A second round of talks were on 25 July 2007 in Dhulikhel but the talks ended inconclusively after the government request a two-day break for more homework. When the two sides met two days later in Godawari there was no real progress in meeting any of the MJFN demands and Upendra Yadav had also floated the idea of dissolving the Interim Parliament. A fourth round of talks on 5 August 2007 which included Dev Gurung from the CPN (Maoist), Prakash Sharan Mahat from Nepali Congress (Democratic) and Jhala Nath Khanal from CPN (UML) also concluded inconclusively after both sides could not find common ground. MJFN also opposed the inclusion of a member of the Maoists in the government talk team. Upendra Yadav met prime minister Girija Prasad Koirala on 19 August 2007 and expressed that Koirala was positive towards the MJFN demands. Another round of talks between the government and MJFN was held on 20 August 2007 but MJFN exited the talks after accusing the government side of not seriously considering their demands. After a central committee meeting of the party, MJFN warned the government of new agitations until their demands were met by 31 August 2007. On 30 August 2007, the government reached a 22-point deal with MJFN which included provisions for a mixed electoral system in the upcoming constituent assembly elections, martyr status to those killed during the agitation and proportional representation for marginalised groups.
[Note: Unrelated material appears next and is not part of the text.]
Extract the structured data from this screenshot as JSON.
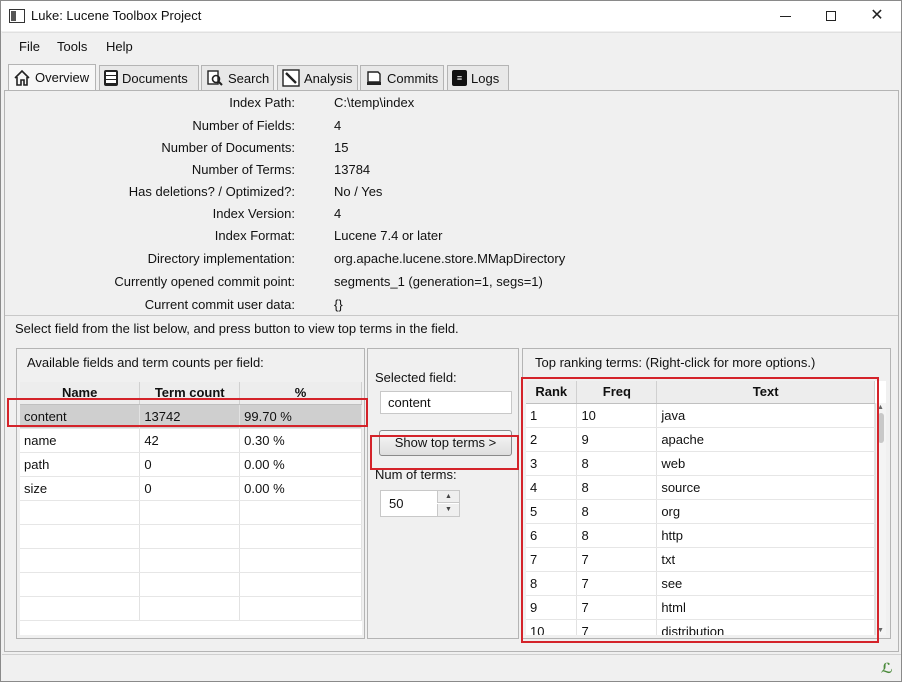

=== Madhesh Movement II ===
On 6 September 2007, MJFN formed a Central Election Board headed by Sitanandan Raya to lead the election campaign of the party. The party also expelled some members for rejecting the 22-point agreement signed with the government. The expelled party members, vice-chairman Bhagyanath Gupta, Kishore Kumar Bishwas, Ram Kumar Sharma and Jitendra Prasad Sonal had tried to dump party chairman Upendra Yadav but failed after not having enough support in the central committee. The dissidents later formed their own party, Madhesi Janaadhikar Forum Madhesh.

On October 6, 2007, MJFN stated that the government had failed to fulfill its part of the 22-point agreement and was failing to safeguard communal harmony. The party also called for the formation of an all-party government to hold the elections. The party announced the initiation of a new wave of protests after the elections set for November were postponed and the government had failed to honor their agreement.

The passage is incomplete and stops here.